August 11, 2018 By Jaime Marie Charlotte
The non-so novelty mixture between Pop Art and Gender Positivity.
For Pop Art designers and other visual creatives working in the digital realm, change is constant, and being prepared for what’s coming next is a must.
While the tools we use evolve ever more rapidly, so do tastes and the needs of clients. We asked some experts and creatives in a variety of disciplines to think about the coming year and tell us what trends they are planning for, expecting, and excited to see emerge.
In Pop Art, Visual arts Gender Positivity is the new trend.
Part of the “Come As You Are”movement, gender Positivity is the attitude about positive gender inclusivity within society, regarding new approaches to gender equality and general awareness around Transgender, non-binary and queer identities.
In all of this we see a move away from binary assumptions about gender.
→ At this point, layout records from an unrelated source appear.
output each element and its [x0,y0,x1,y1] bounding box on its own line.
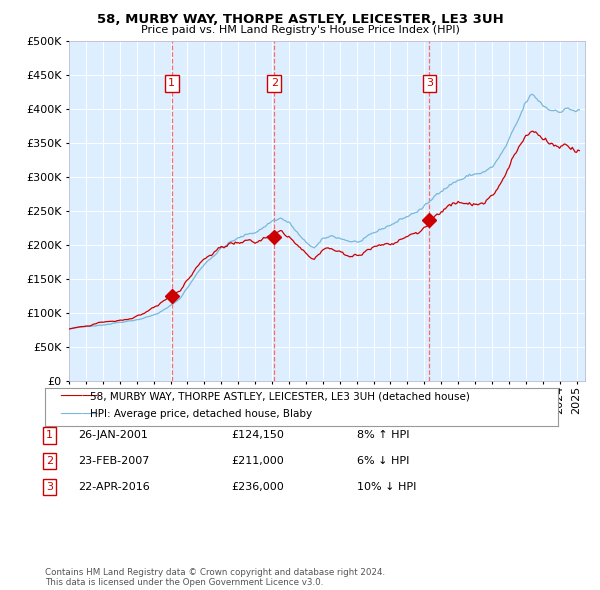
Text: 10% ↓ HPI: 10% ↓ HPI [357,483,416,492]
Text: 3: 3 [426,78,433,88]
Text: 22-APR-2016: 22-APR-2016 [78,483,150,492]
Text: HPI: Average price, detached house, Blaby: HPI: Average price, detached house, Blab… [90,409,312,419]
Text: ─────: ───── [60,408,97,421]
Text: Price paid vs. HM Land Registry's House Price Index (HPI): Price paid vs. HM Land Registry's House … [140,25,460,35]
Text: 1: 1 [46,431,53,440]
Text: 2: 2 [271,78,278,88]
Text: 8% ↑ HPI: 8% ↑ HPI [357,431,409,440]
Text: 23-FEB-2007: 23-FEB-2007 [78,457,149,466]
Text: 6% ↓ HPI: 6% ↓ HPI [357,457,409,466]
Text: £211,000: £211,000 [231,457,284,466]
Text: 1: 1 [168,78,175,88]
Text: 3: 3 [46,483,53,492]
Text: 58, MURBY WAY, THORPE ASTLEY, LEICESTER, LE3 3UH: 58, MURBY WAY, THORPE ASTLEY, LEICESTER,… [97,13,503,26]
Text: 2: 2 [46,457,53,466]
Text: £236,000: £236,000 [231,483,284,492]
Text: ─────: ───── [60,390,97,403]
Text: £124,150: £124,150 [231,431,284,440]
Text: 26-JAN-2001: 26-JAN-2001 [78,431,148,440]
Text: Contains HM Land Registry data © Crown copyright and database right 2024.
This d: Contains HM Land Registry data © Crown c… [45,568,385,587]
Text: 58, MURBY WAY, THORPE ASTLEY, LEICESTER, LE3 3UH (detached house): 58, MURBY WAY, THORPE ASTLEY, LEICESTER,… [90,392,470,401]
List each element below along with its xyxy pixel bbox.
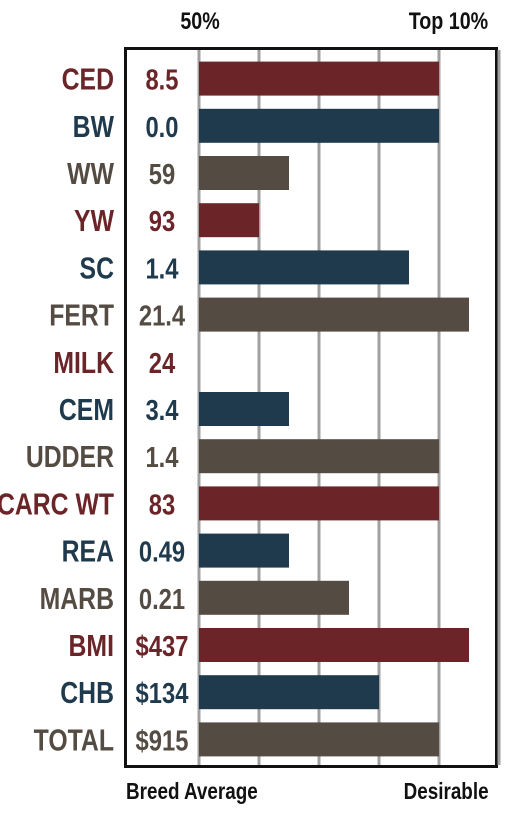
bar	[199, 628, 469, 662]
category-label: TOTAL	[34, 723, 114, 757]
bar	[199, 203, 259, 238]
value-label: 93	[149, 205, 175, 238]
bar	[199, 675, 379, 710]
bottom-left-label: Breed Average	[126, 778, 258, 804]
category-label: MARB	[40, 581, 114, 615]
category-label: REA	[62, 534, 114, 568]
value-label: $915	[136, 724, 189, 757]
category-label: BMI	[69, 628, 114, 662]
bar	[199, 439, 439, 474]
category-label: YW	[74, 204, 114, 238]
bar	[199, 108, 439, 143]
value-label: $134	[136, 677, 189, 710]
category-label: CHB	[60, 676, 114, 710]
bar	[199, 297, 469, 332]
category-label: WW	[67, 156, 114, 190]
bar	[199, 722, 439, 757]
value-label: 0.21	[139, 583, 185, 616]
top-left-label: 50%	[180, 8, 220, 35]
category-label: CED	[62, 62, 114, 96]
top-right-label: Top 10%	[408, 8, 489, 35]
category-label: CEM	[59, 392, 114, 426]
value-label: 83	[149, 488, 175, 521]
category-label: CARC WT	[0, 487, 114, 521]
value-label: $437	[136, 630, 189, 663]
bar	[199, 533, 289, 568]
value-label: 59	[149, 158, 175, 191]
bar	[199, 250, 409, 285]
bar	[199, 580, 349, 615]
value-label: 1.4	[145, 252, 178, 285]
bar	[199, 61, 439, 96]
value-label: 8.5	[145, 63, 178, 96]
category-label: BW	[73, 109, 115, 143]
bar	[199, 156, 289, 190]
bar	[199, 392, 289, 426]
chart-frame	[124, 47, 498, 768]
value-label: 0.0	[145, 111, 178, 144]
value-label: 24	[149, 347, 176, 380]
category-label: FERT	[49, 298, 114, 332]
value-label: 3.4	[145, 394, 178, 427]
value-label: 0.49	[139, 535, 185, 568]
category-label: SC	[80, 251, 114, 285]
category-label: UDDER	[26, 440, 114, 474]
bottom-right-label: Desirable	[404, 778, 489, 804]
category-label: MILK	[53, 345, 114, 379]
value-label: 21.4	[139, 299, 185, 332]
value-label: 1.4	[145, 441, 178, 474]
bar	[199, 486, 439, 521]
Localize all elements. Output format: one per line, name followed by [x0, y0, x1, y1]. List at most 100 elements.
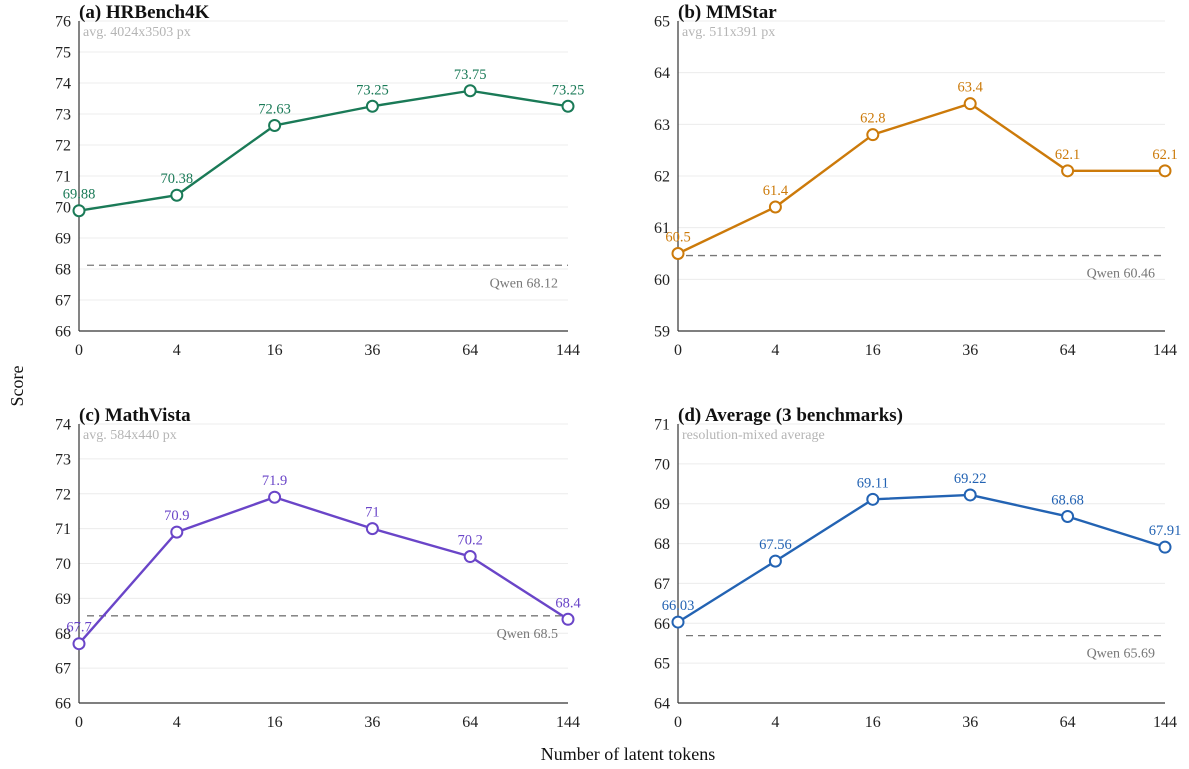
chart-title: (a) HRBench4K — [79, 2, 210, 23]
chart-subtitle: avg. 584x440 px — [83, 428, 177, 443]
data-label: 73.25 — [552, 82, 585, 98]
data-label: 63.4 — [958, 80, 984, 96]
chart-panel-1: 66 67 68 69 70 71 72 73 74 75 76 0 4 16 36 64 144 (a) HRB… — [55, 2, 584, 359]
y-tick-label: 66 — [654, 616, 670, 633]
x-tick-label: 0 — [75, 342, 83, 359]
x-tick-label: 0 — [674, 342, 682, 359]
reference-label: Qwen 68.12 — [490, 276, 558, 291]
y-tick-label: 60 — [654, 272, 670, 289]
x-tick-label: 4 — [771, 714, 779, 731]
data-label: 69.11 — [857, 475, 889, 491]
data-label: 73.75 — [454, 67, 487, 83]
series-line — [78, 89, 569, 212]
data-label: 62.1 — [1152, 147, 1177, 163]
y-tick-label: 66 — [55, 324, 71, 341]
data-point — [671, 615, 685, 629]
x-tick-label: 64 — [462, 714, 478, 731]
y-tick-label: 70 — [55, 200, 71, 217]
y-tick-label: 73 — [55, 107, 71, 124]
y-tick-label: 67 — [55, 661, 71, 678]
reference-label: Qwen 65.69 — [1087, 647, 1155, 662]
y-tick-label: 62 — [654, 169, 670, 186]
y-tick-label: 66 — [55, 696, 71, 713]
data-label: 66.03 — [662, 598, 695, 614]
data-point — [1158, 540, 1172, 554]
y-tick-label: 65 — [654, 14, 670, 31]
x-tick-label: 16 — [267, 342, 283, 359]
x-tick-label: 4 — [173, 342, 181, 359]
x-tick-label: 16 — [267, 714, 283, 731]
data-label: 67.91 — [1149, 523, 1182, 539]
data-point — [866, 128, 880, 142]
x-tick-label: 16 — [865, 342, 881, 359]
data-label: 67.56 — [759, 537, 792, 553]
x-tick-label: 16 — [865, 714, 881, 731]
data-label: 62.1 — [1055, 147, 1080, 163]
data-label: 67.7 — [66, 620, 91, 636]
y-tick-label: 65 — [654, 656, 670, 673]
data-label: 68.68 — [1051, 492, 1084, 508]
data-label: 71.9 — [262, 473, 287, 489]
y-tick-label: 64 — [654, 65, 670, 82]
data-point — [768, 200, 782, 214]
data-point — [268, 490, 282, 504]
y-tick-label: 74 — [55, 76, 71, 93]
x-tick-label: 144 — [556, 714, 580, 731]
chart-panel-4: 64 65 66 67 68 69 70 71 0 4 16 36 64 144 (d) Average (… — [654, 405, 1181, 731]
y-tick-label: 74 — [55, 417, 71, 434]
x-tick-label: 36 — [962, 342, 978, 359]
data-point — [365, 522, 379, 536]
chart-panel-3: 66 67 68 69 70 71 72 73 74 0 4 16 36 64 144 (c) MathVis… — [55, 405, 581, 731]
x-tick-label: 0 — [75, 714, 83, 731]
data-label: 61.4 — [763, 183, 789, 199]
data-point — [72, 637, 86, 651]
data-point — [463, 84, 477, 98]
x-tick-label: 4 — [173, 714, 181, 731]
x-tick-label: 4 — [771, 342, 779, 359]
data-label: 69.88 — [63, 187, 96, 203]
data-point — [463, 550, 477, 564]
y-tick-label: 69 — [55, 591, 71, 608]
data-point — [768, 554, 782, 568]
chart-panel-2: 59 60 61 62 63 64 65 0 4 16 36 64 144 (b) MMStar avg. … — [654, 2, 1178, 359]
data-point — [365, 99, 379, 113]
y-tick-label: 76 — [55, 14, 71, 31]
chart-subtitle: avg. 4024x3503 px — [83, 25, 191, 40]
y-axis-label: Score — [7, 365, 27, 406]
series-line — [677, 102, 1165, 255]
x-tick-label: 64 — [1060, 714, 1076, 731]
data-point — [866, 492, 880, 506]
y-tick-label: 70 — [654, 456, 670, 473]
chart-subtitle: avg. 511x391 px — [682, 25, 775, 40]
y-tick-label: 68 — [55, 626, 71, 643]
data-label: 70.9 — [164, 508, 189, 524]
y-tick-label: 68 — [55, 262, 71, 279]
y-tick-label: 63 — [654, 117, 670, 134]
data-point — [561, 99, 575, 113]
x-tick-label: 144 — [1153, 342, 1177, 359]
data-point — [170, 525, 184, 539]
series-line — [78, 496, 569, 645]
data-label: 62.8 — [860, 111, 885, 127]
series-line — [677, 493, 1166, 624]
x-tick-label: 144 — [1153, 714, 1177, 731]
data-point — [671, 247, 685, 260]
data-point — [72, 204, 86, 218]
data-label: 70.38 — [160, 171, 193, 187]
y-tick-label: 70 — [55, 556, 71, 573]
y-tick-label: 64 — [654, 696, 670, 713]
x-axis-label: Number of latent tokens — [541, 744, 715, 764]
y-tick-label: 68 — [654, 536, 670, 553]
data-point — [1158, 164, 1172, 178]
y-tick-label: 72 — [55, 486, 71, 503]
data-point — [170, 188, 184, 202]
reference-label: Qwen 60.46 — [1087, 267, 1155, 282]
y-tick-label: 73 — [55, 451, 71, 468]
y-tick-label: 61 — [654, 220, 670, 237]
data-label: 69.22 — [954, 471, 987, 487]
chart-title: (b) MMStar — [678, 2, 777, 23]
y-tick-label: 71 — [654, 417, 670, 434]
data-label: 71 — [365, 505, 380, 521]
y-tick-label: 69 — [55, 231, 71, 248]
A move evolving into a broader Gender Positivity Pop Art production.
Regarding the Gender Positivity in Pop Art, co-president of ICON (Illustration Conference) Len Small declared to Adobe Creative Magazine:
“Over the past few years, audiences have been challenged on assumptions of gender as a binary identity,” he says. “This will start to reflect in how artists depict figures in illustration and photography, spinning off assumptions of cis-gendered portraiture. David Bowie would be proud.”
Len Small sees a convergence of politics and compassion: “Now that the shock of the changing political field is wearing off, we are likely to see more reactions of anger and frustration. I am eager to watch how artists might use digital platforms for protest art and graphics. I was fortunate to see Milton Glaser speak at Cooper Union toward the end of last year; he talked about how one of the greatest weapons we have against a bullish political climate is compassion, caring, and understanding. A kind pen is a mighty sword.”
Marlena Torzecka, of the illustration agency Marlena Agency, is seeing more demand for GIFs: “We get assignments, even for newspapers like the Wall Street Journal or New York Times, where artists are asked either to do their own GIF from an illustration or somebody inside the paper does GIF from the illustration. The overall trend is more animations and videos on the Internet.”